Co do Kuato - no właśnie, też sądzę, że nie był animowany poklatkowo, ale w takim razie pozostaje pytanie - jak? Jakbyś znalazł jakieś info typu "Making of Kuato" możesz podlinkować tutaj, chętnie się zapoznam ;)

Osobiście staram się walczyć z różnorakimi oznakami "zboczenia zawodowego" na rzecz komunikatywności, ale nie jest to łatwe, bo to nie jest takie hop siup np. wyjaśnić różnicę między wysokopoziomowym a niskopoziomowym programowaniem.

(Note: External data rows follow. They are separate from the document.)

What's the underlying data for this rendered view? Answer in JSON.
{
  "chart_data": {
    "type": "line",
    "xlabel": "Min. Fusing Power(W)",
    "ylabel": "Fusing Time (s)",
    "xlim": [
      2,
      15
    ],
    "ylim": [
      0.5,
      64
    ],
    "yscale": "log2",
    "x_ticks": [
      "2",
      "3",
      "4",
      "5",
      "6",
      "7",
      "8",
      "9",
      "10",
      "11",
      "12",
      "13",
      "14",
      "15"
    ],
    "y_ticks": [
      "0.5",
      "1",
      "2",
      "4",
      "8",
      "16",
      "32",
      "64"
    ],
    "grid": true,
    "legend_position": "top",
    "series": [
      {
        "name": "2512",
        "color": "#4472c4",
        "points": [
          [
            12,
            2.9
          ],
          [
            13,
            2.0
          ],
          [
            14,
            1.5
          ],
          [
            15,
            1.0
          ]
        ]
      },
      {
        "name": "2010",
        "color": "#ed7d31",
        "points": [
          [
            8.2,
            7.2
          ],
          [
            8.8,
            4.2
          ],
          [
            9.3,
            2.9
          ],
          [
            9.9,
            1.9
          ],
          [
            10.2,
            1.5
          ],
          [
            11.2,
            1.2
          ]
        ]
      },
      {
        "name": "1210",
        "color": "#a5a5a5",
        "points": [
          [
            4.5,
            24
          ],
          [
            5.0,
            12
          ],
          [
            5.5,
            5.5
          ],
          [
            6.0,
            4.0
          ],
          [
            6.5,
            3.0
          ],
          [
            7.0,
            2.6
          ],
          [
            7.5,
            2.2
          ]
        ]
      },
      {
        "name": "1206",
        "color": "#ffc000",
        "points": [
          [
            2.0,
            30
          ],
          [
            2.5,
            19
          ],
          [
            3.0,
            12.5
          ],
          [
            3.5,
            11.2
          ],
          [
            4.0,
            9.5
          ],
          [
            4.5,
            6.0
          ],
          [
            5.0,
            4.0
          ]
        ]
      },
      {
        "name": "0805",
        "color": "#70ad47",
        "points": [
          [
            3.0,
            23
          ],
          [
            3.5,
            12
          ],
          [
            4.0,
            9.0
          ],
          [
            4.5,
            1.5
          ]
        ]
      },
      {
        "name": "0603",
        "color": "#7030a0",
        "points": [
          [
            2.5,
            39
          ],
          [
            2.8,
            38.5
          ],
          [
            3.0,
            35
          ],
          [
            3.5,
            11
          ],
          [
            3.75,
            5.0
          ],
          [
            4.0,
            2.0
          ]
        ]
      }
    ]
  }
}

Tzn. można powiedzieć, że to pierwsze bardziej przypomina ludzki język, więc jest łatwiej jest tworzyć w nim kod, a to drugie jest bardziej sprzętowe, wyspecjalizowane, więc wymagające większej wiedzy i trudniejsze w implementacji, ale... to wcale opisu nie upraszcza, kiedy tyle słów trzeba z siebie wyrzucić :D A tak, jak definicja gotowa jest, czemu jej nie użyć? Zbyt kuszące, zwłaszcza jak wiadomo, że rozmówca ma Google pod ręką ;)

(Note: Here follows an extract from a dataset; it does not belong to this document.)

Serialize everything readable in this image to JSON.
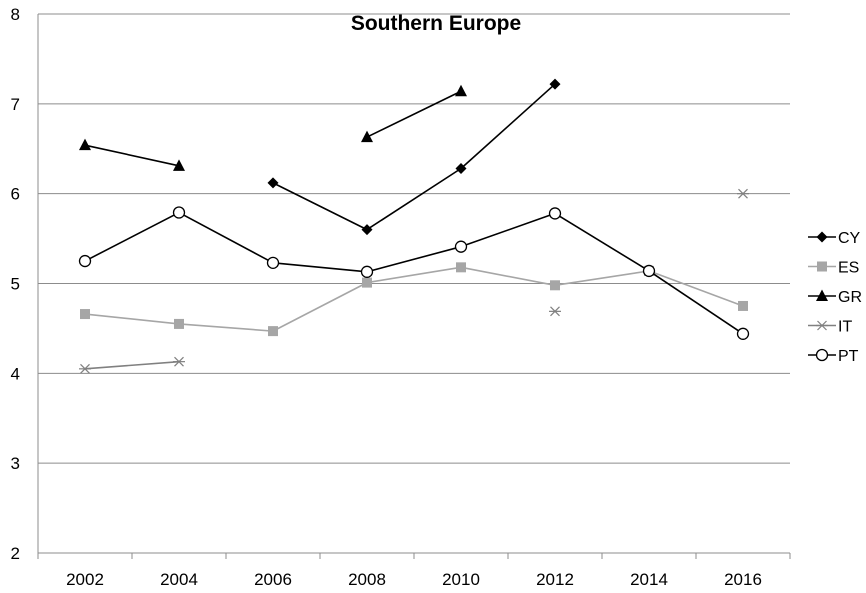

Na renderingu niestety nie znam się wystarczająco (jeszcze :>) by coś konkretnego powiedzieć odnośnie metod itp., no i co najgorsze, nie wiem za bardzo, o jakie konkretnie efekty Ci chodzi, bo daaawno Terminatora nie oglądałam, a z kontynuacji, to nawet nie umiem powiedzieć, które widziałam (a pewnie żadnych w całości, tylko fragmenty). Ale tak ku woli ścisłości, to właściwie "efekty 3D" to i tak tylko sprytna iluzja w 2D, prawda? ;)

Pantegram

"Co do Kuato - no właśnie, też sądzę, że nie był animowany poklatkowo, ale w takim razie pozostaje pytanie - jak? Jakbyś znalazł jakieś info typu "Making of Kuato" możesz podlinkować tutaj, chętnie się zapoznam ;)"

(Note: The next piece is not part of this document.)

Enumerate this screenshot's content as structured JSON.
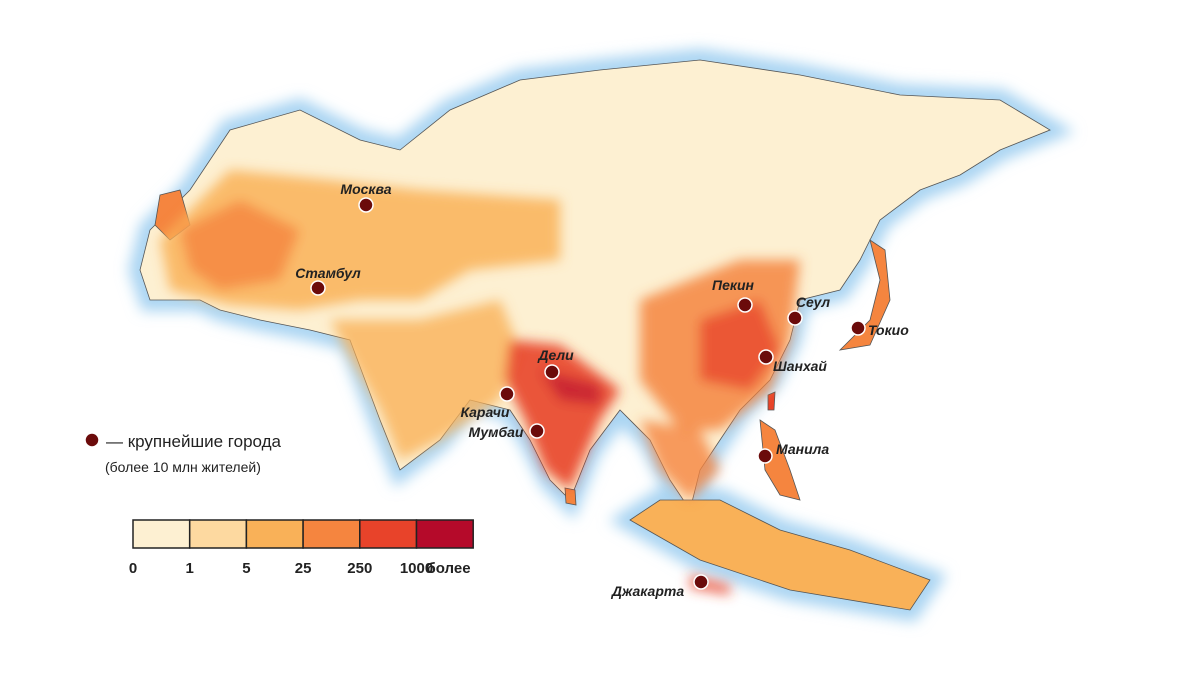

Ja powiem, jak moim zdaniem to wyglądało. Zaznaczam, że to tylko przypuszczenie. Otóż we wnętrzu tej lalki mogły być sznurki podczepione do mechanizmu sterowanego zdalnie. Przecież w tamtym okresie były już przecież samochodziki-zabawki sterowane zdalnie, więc można było stworzyć taką zdalnie sterowaną od środka lalkę.